Again, a set of genes on chromosome 3 is associated with variants that increase the odds of hospitalization in COVID-19 by 60%. This haplotype is prominently found in people of Bangladeshi origin and may be responsible for their relatively higher mortality compared to White males.
This haplotype is thought to be like that found in Neanderthal Vindija genomes.
Other risk factors
Other risk factors identified in patients with severe COVID-19 include chronic lung disease and cardiovascular disease. Age also plays a role, with the risk of hospitalization and death increasing five-fold and 90-fold in people aged 60-74 years compared to those between 18 and 29 years.
Body mass index (BMI) is also related to severe COVID-19, probably because a high BMI predisposes to other independent risk factors, such as heart disease and diabetes. Obesity has a genetic basis and increases the likelihood of poor lung function, higher baseline levels of cytokines from adipose tissue, and other cytokines, which increase the risk of ARDS.
Cardiovascular disease also predicts a poor outcome following COVID-19. The inflammatory milieu in a patient with this infection promotes hypercoagulability, which in turn triggers multi-organ dysfunction and other complications of severe disease.
Again, hypertension may increase the risk of severe disease because the host cell angiotensin-converting enzyme 2 (ACE2) receptors are part of the renin-angiotensin-aldosterone system, which causes inflammation of the lung, followed by fibrosis. Smoking also increases ACE2 expression in the lung, which may also explain the higher risk of hospitalization among smokers.
Findings of the present study
In the current study, the researchers found that several genetically determined traits were associated with COVID-19 susceptibility and severity. These include lymphocyte counts, blood clots, thrombocytopenia, lower levels of some hormones, poor lung function and obesity.
Higher lymphocyte counts were reported with severe COVID-19, though numerous studies have shown lymphopenia in this subclass.
Lymphopenia is rare in children who have a very low risk of death from COVID-19. Further work is required to elucidate the role of this set of cells, especially the atypical cells found in less ill COVID-19 patients.
Lower platelet counts also indicate severe disease in association with microvascular clots and coagulation defects.
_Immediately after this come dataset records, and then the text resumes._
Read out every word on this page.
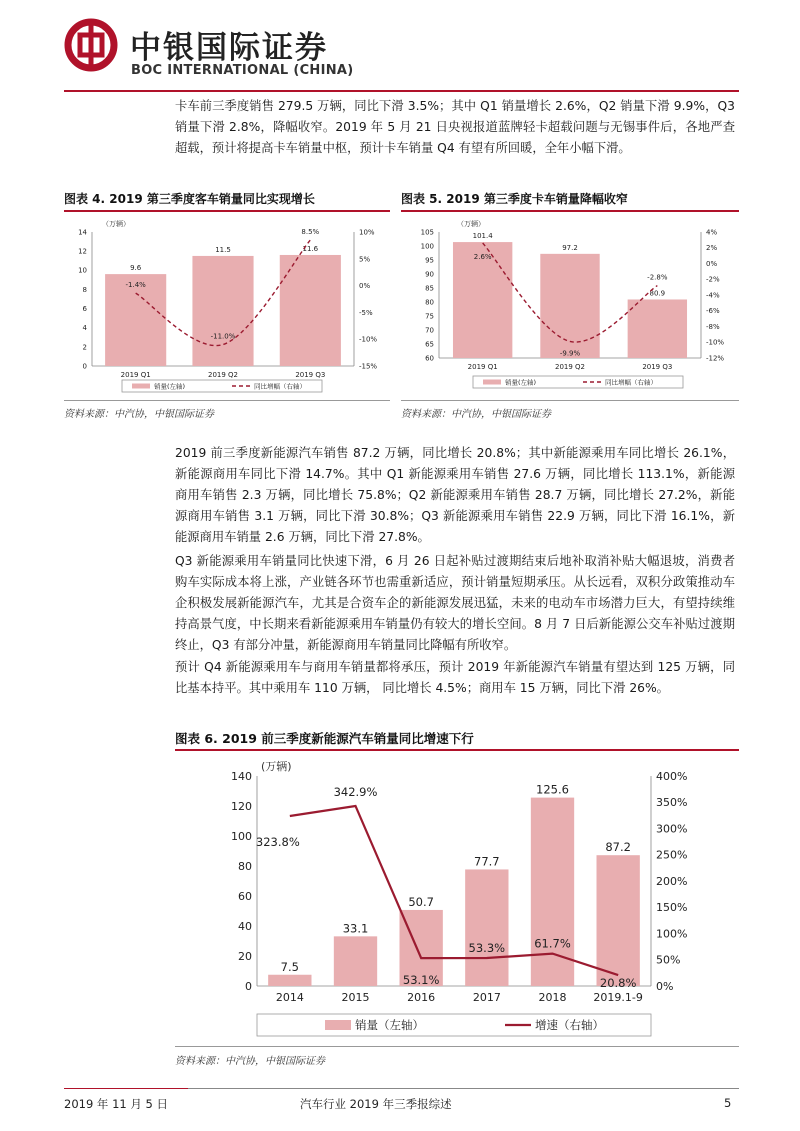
中银国际证券
BOC INTERNATIONAL (CHINA)
卡车前三季度销售 279.5 万辆，同比下滑 3.5%；其中 Q1 销量增长 2.6%，Q2 销量下滑 9.9%，Q3 销量下滑 2.8%，降幅收窄。2019 年 5 月 21 日央视报道蓝牌轻卡超载问题与无锡事件后，各地严查超载，预计将提高卡车销量中枢，预计卡车销量 Q4 有望有所回暖，全年小幅下滑。
图表 4. 2019 第三季度客车销量同比实现增长
（万辆）
0
2
4
6
8
10
12
14
-15%
-10%
-5%
0%
5%
10%
9.6
2019 Q1
11.5
2019 Q2
11.6
2019 Q3
-1.4%
-11.0%
8.5%
销量(左轴)	同比增幅（右轴）
资料来源：中汽协，中银国际证券
图表 5. 2019 第三季度卡车销量降幅收窄
（万辆）
60
65
70
75
80
85
90
95
100
105
-12%
-10%
-8%
-6%
-4%
-2%
0%
2%
4%
101.4
2019 Q1
97.2
2019 Q2
80.9
2019 Q3
2.6%
-9.9%
-2.8%
销量(左轴)	同比增幅（右轴）
资料来源：中汽协，中银国际证券
2019 前三季度新能源汽车销售 87.2 万辆，同比增长 20.8%；其中新能源乘用车同比增长 26.1%，新能源商用车同比下滑 14.7%。其中 Q1 新能源乘用车销售 27.6 万辆，同比增长 113.1%，新能源商用车销售 2.3 万辆，同比增长 75.8%；Q2 新能源乘用车销售 28.7 万辆，同比增长 27.2%，新能源商用车销售 3.1 万辆，同比下滑 30.8%；Q3 新能源乘用车销售 22.9 万辆，同比下滑 16.1%，新能源商用车销量 2.6 万辆，同比下滑 27.8%。
Q3 新能源乘用车销量同比快速下滑，6 月 26 日起补贴过渡期结束后地补取消补贴大幅退坡，消费者购车实际成本将上涨，产业链各环节也需重新适应，预计销量短期承压。从长远看，双积分政策推动车企积极发展新能源汽车，尤其是合资车企的新能源发展迅猛，未来的电动车市场潜力巨大，有望持续维持高景气度，中长期来看新能源乘用车销量仍有较大的增长空间。8 月 7 日后新能源公交车补贴过渡期终止，Q3 有部分冲量，新能源商用车销量同比降幅有所收窄。
预计 Q4 新能源乘用车与商用车销量都将承压，预计 2019 年新能源汽车销量有望达到 125 万辆，同比基本持平。其中乘用车 110 万辆， 同比增长 4.5%；商用车 15 万辆，同比下滑 26%。
图表 6. 2019 前三季度新能源汽车销量同比增速下行
(万辆)
0
20
40
60
80
100
120
140
0%
50%
100%
150%
200%
250%
300%
350%
400%
7.5
2014
33.1
2015
50.7
2016
77.7
2017
125.6
2018
87.2
2019.1-9
323.8%
342.9%
53.1%
53.3%	61.7%
20.8%
销量（左轴）	增速（右轴）
资料来源：中汽协，中银国际证券
2019 年 11 月 5 日	汽车行业 2019 年三季报综述	5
ICU patients show platelet aggregates and large platelets, while another study reported higher platelet gene expression, and higher platelet activity, in COVID-19 patients.
A lower score on lung function tests also reflects an increased risk of severe COVID-19, while post-recovery patients continue to show impairment in lung physiology.
Clotting in superficial and deep veins in the leg and lungs was also linked to 12% increased susceptibility to the infection. This significant association is concordant with existing meta-analyses in moderate to severe COVID-19, which also show the presence of blood clots to predict a higher mortality rate.
Lower levels of insulin growth factor 1 (IGF-1) and sex hormone binding globulin (SHBG) are also associated with severe COVID-19, with the latter being involved in binding serum testosterone at higher levels compared to estrogen. Testosterone levels are lower in male COVID-19 patients in the ICU and could be useful in detecting high-risk patients.
The role of obesity was confirmed, with a higher risk of hospitalization linked to the increased trunk and arm fat, as well as lower sitting and standing height.
These findings should help identify patients at high risk of SARS-CoV-2 infection, as well as stratify the relative risk of COVID-19 patients.
“Further work will be required to better understand the biological and clinical value of these findings, including long-term complications after infection.”
medRxiv publishes preliminary scientific reports that are not peer-reviewed and, therefore, should not be regarded as conclusive, guide clinical practice/health-related behavior, or treated as established information.